The New York Times ran a really nice piece Monday called "Finding Little Comfort in the Statistics of Survival." It's written by a doctor who was diagnosed with breast cancer; she struggles with the various ways that the size of her tumor is measured, and with the implications of the size -- a certain measurement will mean she is at a different stage, and thus has a different statistical chance of survival. The piece is really about the effect that such numbers can have on a cancer patient. She gets (relatively) good news in the end, but it's no comfort to her.
Some lessons to be learned here.
The first is about the arbitrariness of some of the numbers that cancer patients might receive. As this article points out, four different tools for measuring a tumor (CT scan, ultrasound, etc.) can offer four different figures. It's too inexact. A different radiologist, a different technician, a different angle while lying on the table, and there's a different result. It's all the same tumor, but it means a different treatment, or a different night's sleep. It's hard, maybe impossible, to step back and be objective about it while the doctor is giving you results, but I think that's important to remember.
The second lesson is the difficulty of evaluating survival rates. Like the surgeon in the story says, when the author mention survival rate tables, "But that's not you." We aren't statistics. There are way too many factors involved with each of our cancers to start worrying about where we fit into the table -- the average of hundreds or thousands of people with cancers that might be like ours, but might be really different. (Plus, most of those tables are for Overall Survival -- they measure how long before people dies of anything -- cancer, but also heart attacks, plane crashes, choking on ham sandwiches, whatever.)
As I've written before, I've pretty much sworn off of numbers. They bring me no comfort when they're good, and the times I've been deeply depressed about my cancer, it's been because of numbers, obsessing over the what-ifs that the author of the Times piece obsesses over.
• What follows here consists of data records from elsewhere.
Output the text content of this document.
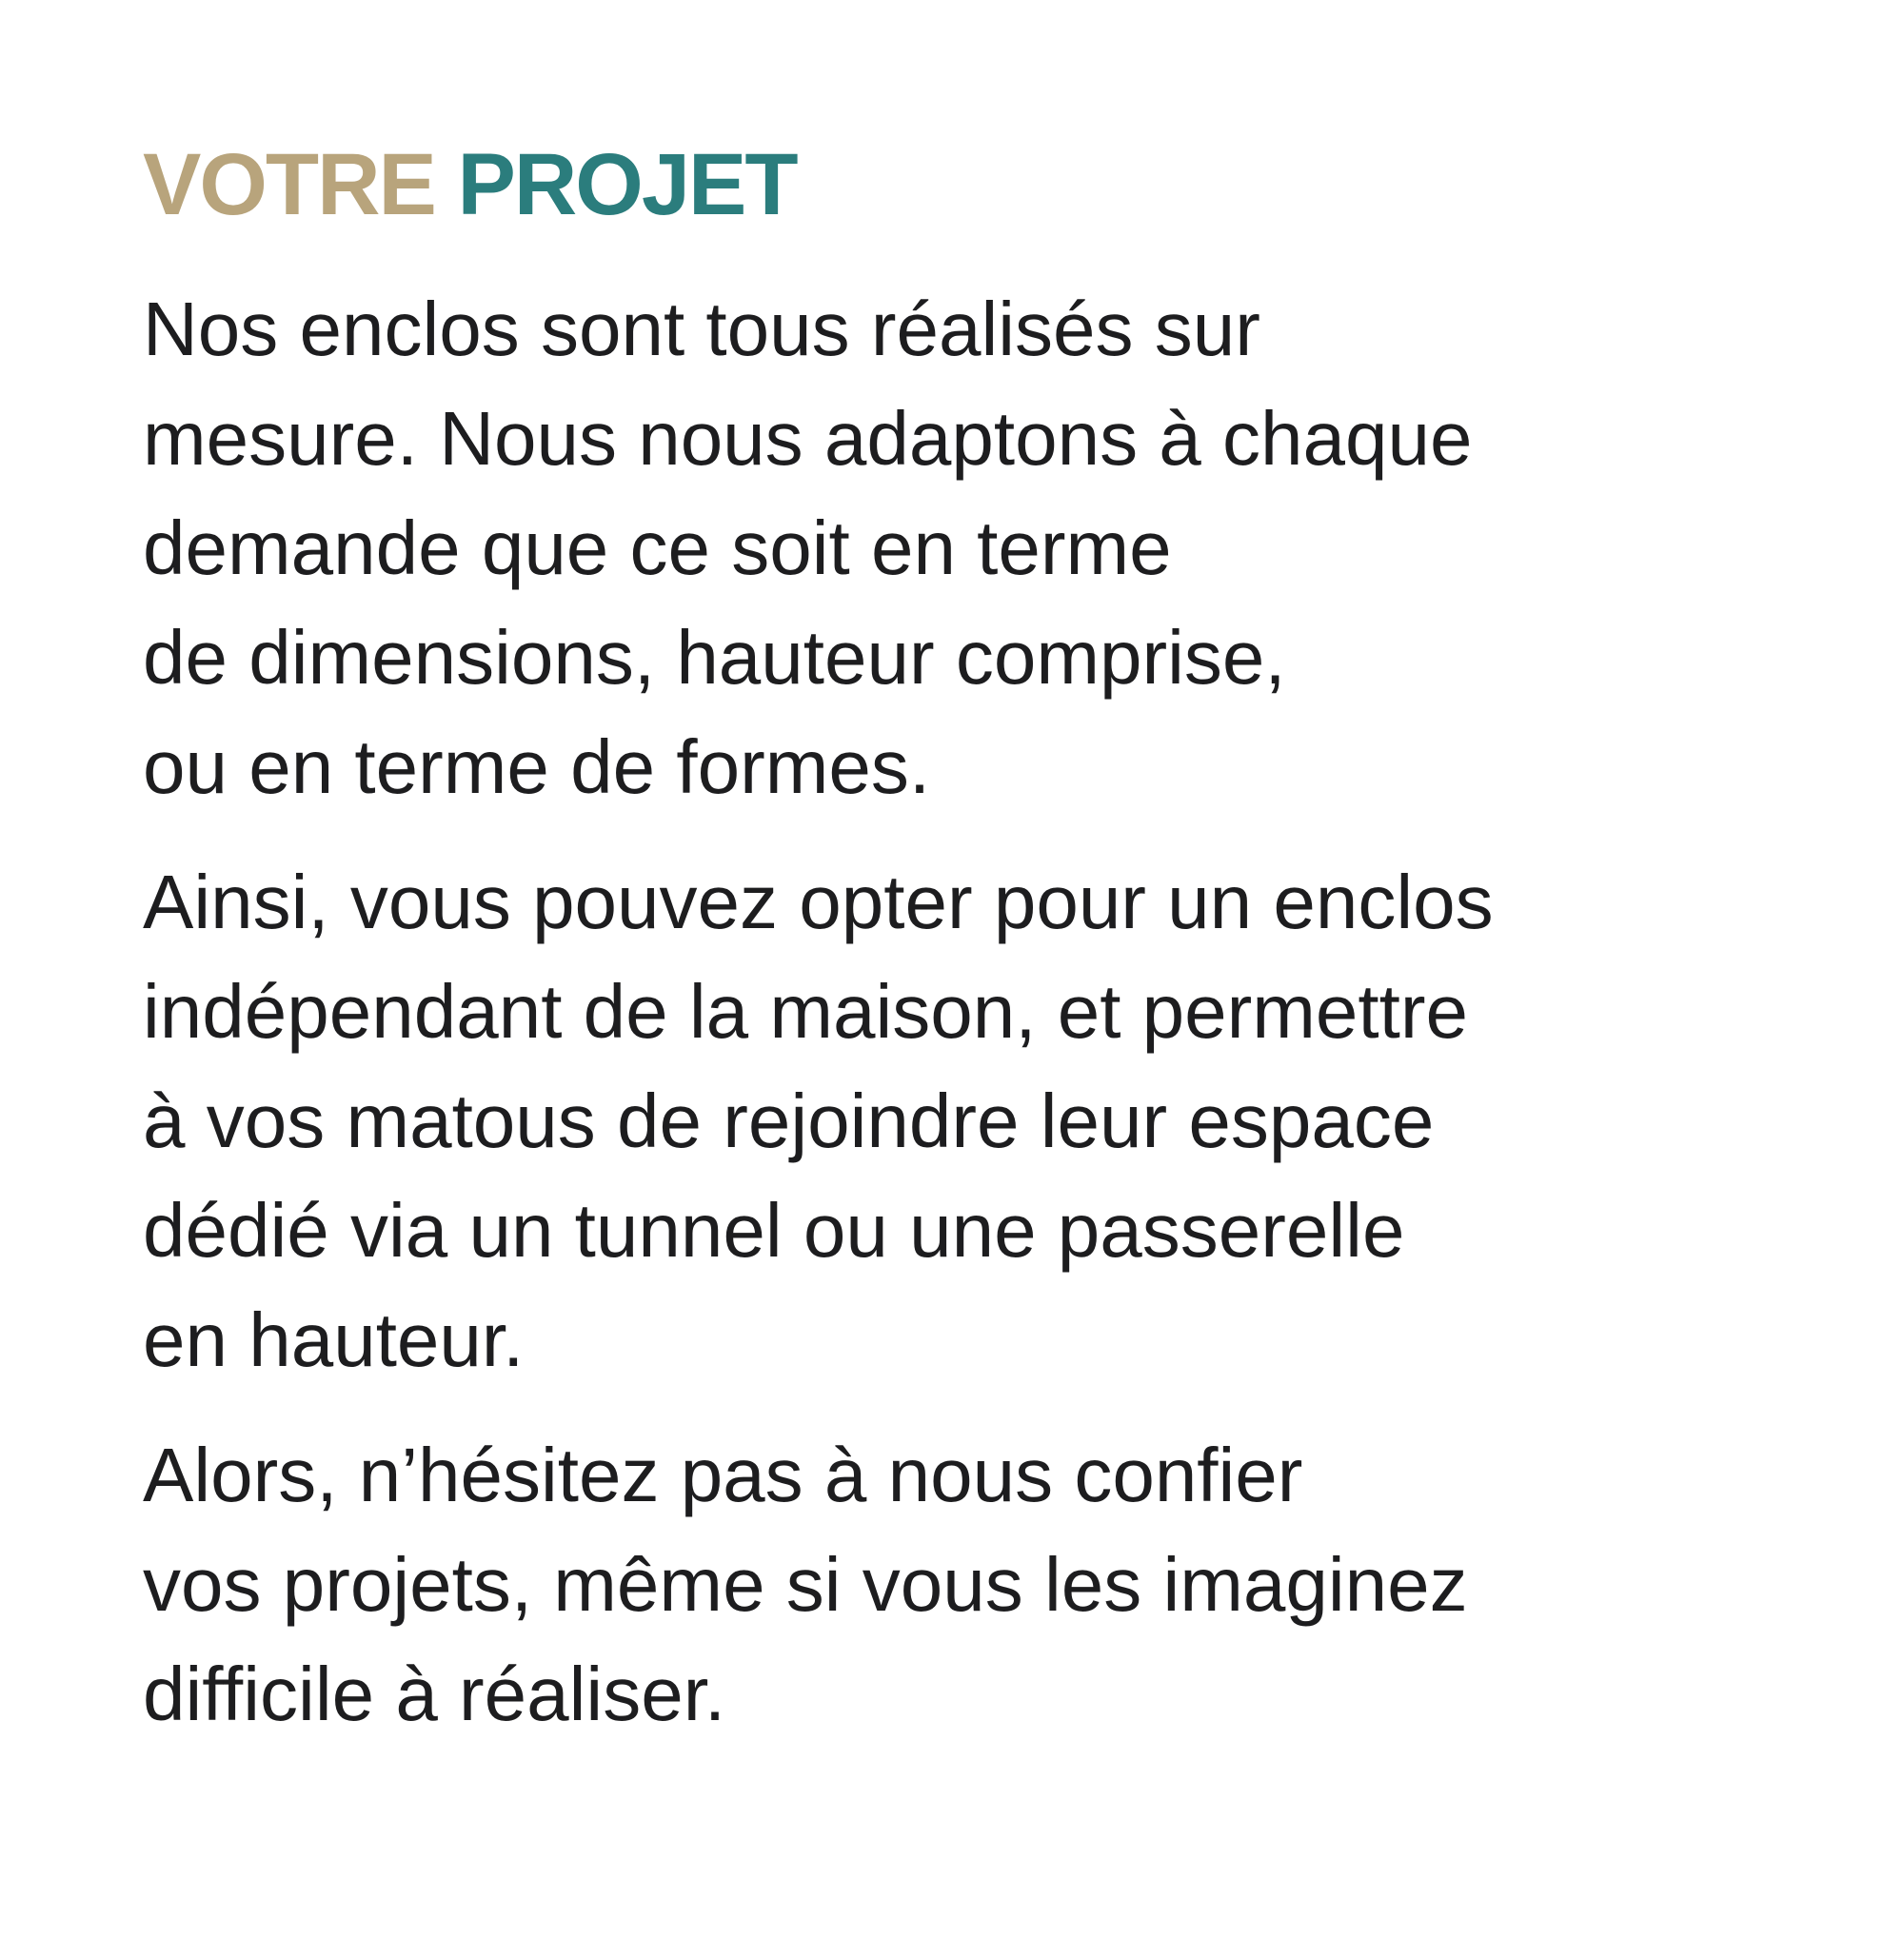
VOTRE PROJET

Nos enclos sont tous réalisés sur
mesure. Nous nous adaptons à chaque
demande que ce soit en terme
de dimensions, hauteur comprise,
ou en terme de formes.

Ainsi, vous pouvez opter pour un enclos
indépendant de la maison, et permettre
à vos matous de rejoindre leur espace
dédié via un tunnel ou une passerelle
en hauteur.

Alors, n’hésitez pas à nous confier
vos projets, même si vous les imaginez
difficile à réaliser.
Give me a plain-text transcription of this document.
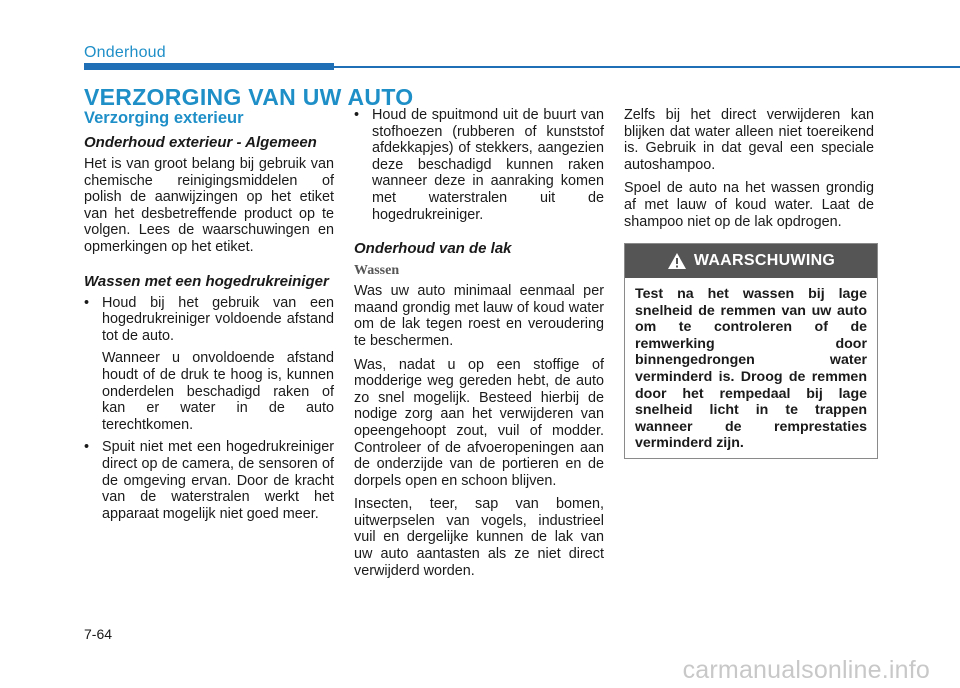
Onderhoud
VERZORGING VAN UW AUTO
Verzorging exterieur
Onderhoud exterieur - Algemeen

Het is van groot belang bij gebruik van chemische reinigingsmiddelen of polish de aanwijzingen op het etiket van het desbetreffende product op te volgen. Lees de waarschuwingen en opmerkingen op het etiket.

Wassen met een hogedrukreiniger
• Houd bij het gebruik van een hogedrukreiniger voldoende afstand tot de auto.

Wanneer u onvoldoende afstand houdt of de druk te hoog is, kunnen onderdelen beschadigd raken of kan er water in de auto terechtkomen.

• Spuit niet met een hogedrukreiniger direct op de camera, de sensoren of de omgeving ervan. Door de kracht van de waterstralen werkt het apparaat mogelijk niet goed meer.

• Houd de spuitmond uit de buurt van stofhoezen (rubberen of kunststof afdekkapjes) of stekkers, aangezien deze beschadigd kunnen raken wanneer deze in aanraking komen met waterstralen uit de hogedrukreiniger.

Onderhoud van de lak
Wassen

Was uw auto minimaal eenmaal per maand grondig met lauw of koud water om de lak tegen roest en veroudering te beschermen.

Was, nadat u op een stoffige of modderige weg gereden hebt, de auto zo snel mogelijk. Besteed hierbij de nodige zorg aan het verwijderen van opeengehoopt zout, vuil of modder. Controleer of de afvoeropeningen aan de onderzijde van de portieren en de dorpels open en schoon blijven.

Insecten, teer, sap van bomen, uitwerpselen van vogels, industrieel vuil en dergelijke kunnen de lak van uw auto aantasten als ze niet direct verwijderd worden.

Zelfs bij het direct verwijderen kan blijken dat water alleen niet toereikend is. Gebruik in dat geval een speciale autoshampoo.

Spoel de auto na het wassen grondig af met lauw of koud water. Laat de shampoo niet op de lak opdrogen.

WAARSCHUWING
Test na het wassen bij lage snelheid de remmen van uw auto om te controleren of de remwerking door binnengedrongen water verminderd is. Droog de remmen door het rempedaal bij lage snelheid licht in te trappen wanneer de remprestaties verminderd zijn.
7-64
carmanualsonline.info
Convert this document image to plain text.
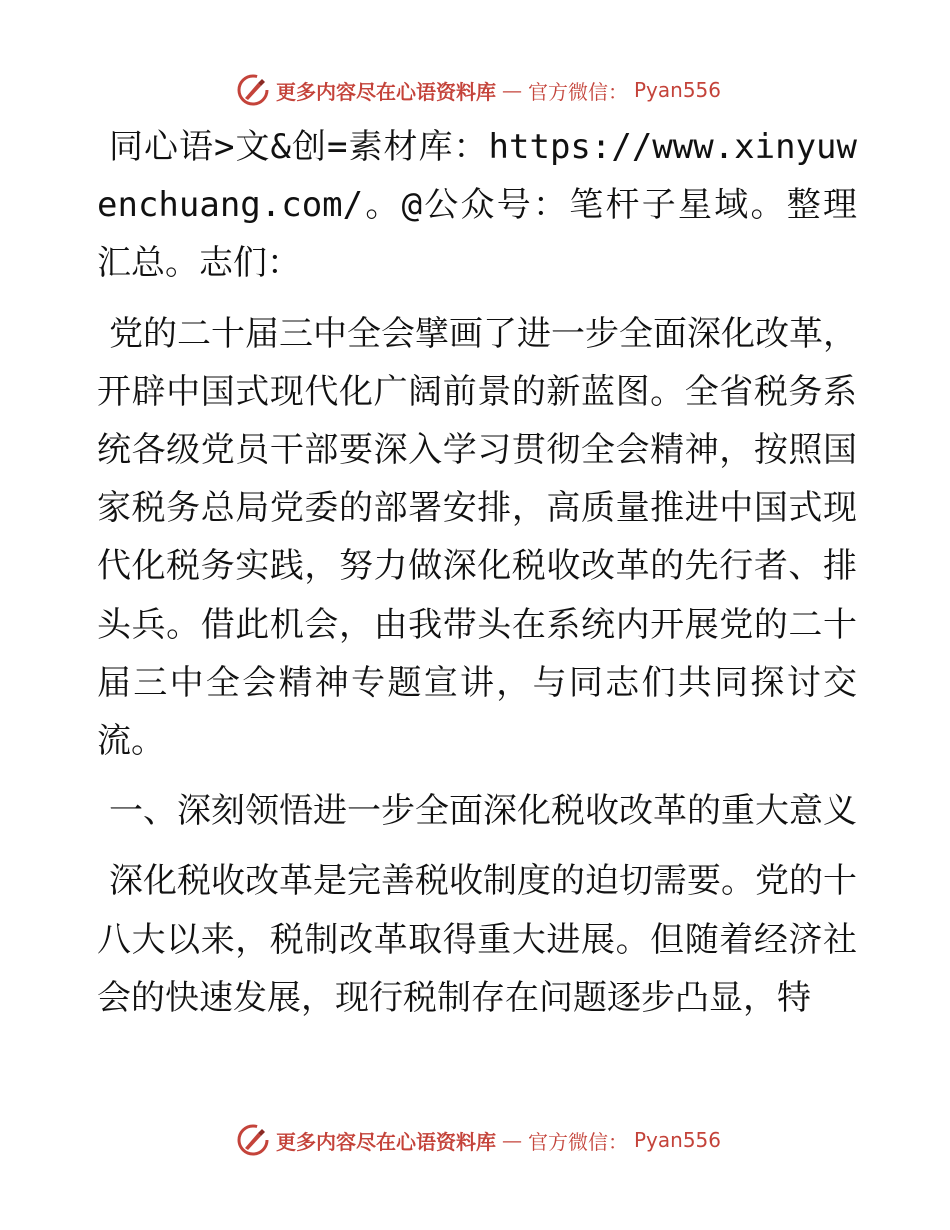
更多内容尽在心语资料库 — 官方微信： Pyan556

同心语>文&创=素材库：https://www.xinyuwenchuang.com/。@公众号：笔杆子星域。整理汇总。志们：

党的二十届三中全会擘画了进一步全面深化改革，开辟中国式现代化广阔前景的新蓝图。全省税务系统各级党员干部要深入学习贯彻全会精神，按照国家税务总局党委的部署安排，高质量推进中国式现代化税务实践，努力做深化税收改革的先行者、排头兵。借此机会，由我带头在系统内开展党的二十届三中全会精神专题宣讲，与同志们共同探讨交流。

一、深刻领悟进一步全面深化税收改革的重大意义

深化税收改革是完善税收制度的迫切需要。党的十八大以来，税制改革取得重大进展。但随着经济社会的快速发展，现行税制存在问题逐步凸显，特

更多内容尽在心语资料库 — 官方微信： Pyan556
I have lymphoma pals who feel just the opposite. They can tell you just how big their nodes were, what their Uptake Values were for their last PET scans, what their LDH levels were for their last blood tests. They need something concrete to hang on to. God bless them. But I just can't do it. When I had my last scan a couple of months ago, Dr. R left a message with the results. "Things actually look a little better than the last scan," he said. "Call me if you want the details."
I never called. My wife and my mom wanted me to, I know, dropping subtle hints that I should call.
But why? So I can know that my nodes were 1.8 centimeters a month after I stopped Rituxan, and now they're 1.6? To me, that's not much comfort. I know my nodes aren't going anywhere. In 6 months, they could be back up to 2.8, or 3.6.
That's not pessimism. Just the opposite. I expect that we'll be around for a long time, my nodes and me.
No sense in paying them more attention than they deserve.